Eager high school pupils from Glasgow recently teamed up with residents at a local care home to deliver an exciting and artistic community project.
The creative initiative saw five sixth year pupils from St. Mungo’s Academy and Whitehill and St. Andrew’s RC secondary schools spend a weekend at Bupa’s Eastbank care home to engage with and design memory books for the residents.
Each resident was then presented with their own, individual memory book, filled with photographs and details of significant past experiences that they had shared, at a special ceremony hosted at the care home by Eastbank staff.
By successfully completing the community project, as well as providing the residents with a heart-warming and meaningful gift, the pupils have achieved the Mark Scott Leadership for Life Award. The award programme is run by the Outward Bound Trust and supports young people to develop their confidence and gain the skills and attributes needed in transitioning to further education, training and employment.

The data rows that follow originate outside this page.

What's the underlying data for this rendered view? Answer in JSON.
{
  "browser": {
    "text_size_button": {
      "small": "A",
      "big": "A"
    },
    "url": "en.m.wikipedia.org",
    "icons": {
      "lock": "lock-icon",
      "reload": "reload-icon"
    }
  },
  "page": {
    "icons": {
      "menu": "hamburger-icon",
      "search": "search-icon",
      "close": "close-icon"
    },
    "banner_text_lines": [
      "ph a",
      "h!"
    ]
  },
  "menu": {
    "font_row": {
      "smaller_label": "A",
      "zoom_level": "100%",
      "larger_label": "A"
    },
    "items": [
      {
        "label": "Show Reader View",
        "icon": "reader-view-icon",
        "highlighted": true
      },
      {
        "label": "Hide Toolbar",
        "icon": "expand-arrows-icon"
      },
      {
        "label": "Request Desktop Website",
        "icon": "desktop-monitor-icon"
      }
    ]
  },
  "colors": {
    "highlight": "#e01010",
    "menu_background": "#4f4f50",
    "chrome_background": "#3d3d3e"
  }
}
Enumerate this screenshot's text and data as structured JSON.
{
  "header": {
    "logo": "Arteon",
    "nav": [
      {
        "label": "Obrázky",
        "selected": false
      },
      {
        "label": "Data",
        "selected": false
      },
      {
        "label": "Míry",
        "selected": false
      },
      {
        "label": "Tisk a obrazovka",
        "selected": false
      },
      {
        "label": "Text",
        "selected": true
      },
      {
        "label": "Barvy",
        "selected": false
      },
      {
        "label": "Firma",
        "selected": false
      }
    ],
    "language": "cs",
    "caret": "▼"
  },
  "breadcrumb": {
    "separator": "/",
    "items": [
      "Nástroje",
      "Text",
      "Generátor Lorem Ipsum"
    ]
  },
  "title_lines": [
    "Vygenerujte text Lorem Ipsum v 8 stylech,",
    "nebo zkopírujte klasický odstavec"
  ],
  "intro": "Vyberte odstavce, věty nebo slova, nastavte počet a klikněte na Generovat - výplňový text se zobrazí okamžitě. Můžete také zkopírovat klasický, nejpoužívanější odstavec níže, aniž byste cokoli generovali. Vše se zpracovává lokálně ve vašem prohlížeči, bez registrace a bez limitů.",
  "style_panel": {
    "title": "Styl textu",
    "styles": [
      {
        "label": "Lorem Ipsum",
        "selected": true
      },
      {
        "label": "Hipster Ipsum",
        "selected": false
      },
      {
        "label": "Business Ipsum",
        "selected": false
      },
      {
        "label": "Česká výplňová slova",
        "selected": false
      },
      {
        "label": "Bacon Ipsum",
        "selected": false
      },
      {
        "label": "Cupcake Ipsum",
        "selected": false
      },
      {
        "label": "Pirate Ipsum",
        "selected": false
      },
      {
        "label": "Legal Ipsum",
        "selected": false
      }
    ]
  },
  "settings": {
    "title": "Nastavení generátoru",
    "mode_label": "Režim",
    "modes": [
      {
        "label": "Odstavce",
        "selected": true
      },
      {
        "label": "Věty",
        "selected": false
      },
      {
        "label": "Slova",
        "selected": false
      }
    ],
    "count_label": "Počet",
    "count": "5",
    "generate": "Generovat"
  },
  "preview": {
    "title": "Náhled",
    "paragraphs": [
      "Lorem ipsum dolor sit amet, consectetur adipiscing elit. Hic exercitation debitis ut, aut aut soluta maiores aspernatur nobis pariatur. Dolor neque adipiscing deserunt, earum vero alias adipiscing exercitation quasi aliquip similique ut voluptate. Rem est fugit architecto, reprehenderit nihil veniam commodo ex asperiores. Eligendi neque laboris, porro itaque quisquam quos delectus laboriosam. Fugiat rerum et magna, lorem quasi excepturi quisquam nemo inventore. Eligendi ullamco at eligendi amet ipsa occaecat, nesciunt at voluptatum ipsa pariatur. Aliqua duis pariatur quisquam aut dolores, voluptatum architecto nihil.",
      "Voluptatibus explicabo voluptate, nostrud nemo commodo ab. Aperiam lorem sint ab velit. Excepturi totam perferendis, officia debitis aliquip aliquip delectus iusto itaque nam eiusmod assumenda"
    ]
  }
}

She said: “The pupils were admittedly a little nervous at first, as they weren’t sure how easily they would get along with the residents, but they hit it off straight away and really enjoyed spending time in their company.
“They appreciated getting to know what the residents did in their youth and were often surprised by how different things were from how they are today. What was most beneficial for both groups, however, was realising how much they have in common. It was great to watch them all getting along so well.
“This was a highly innovative and creative community project which the pupils developed entirely on their own, so it was great to see such positive results and they have definitely gained a variety of skills that can be used in later life, not to mention hugely built up their confidence.”
Elizabeth Monaghan, Activity Coordinator at Bupa’s Eastbank care home, said: “We try to encourage our residents to get involved in the local community as much as possible, and this project was just perfect for this.
“Spending time with the pupils gave the residents such a boost as they love interacting with them and hearing about what life is like for teenagers growing up these days.
“The memory books that they put together are beautiful and such a lovely idea. I know the residents will treasure them and have already given them pride of place in their bedrooms.”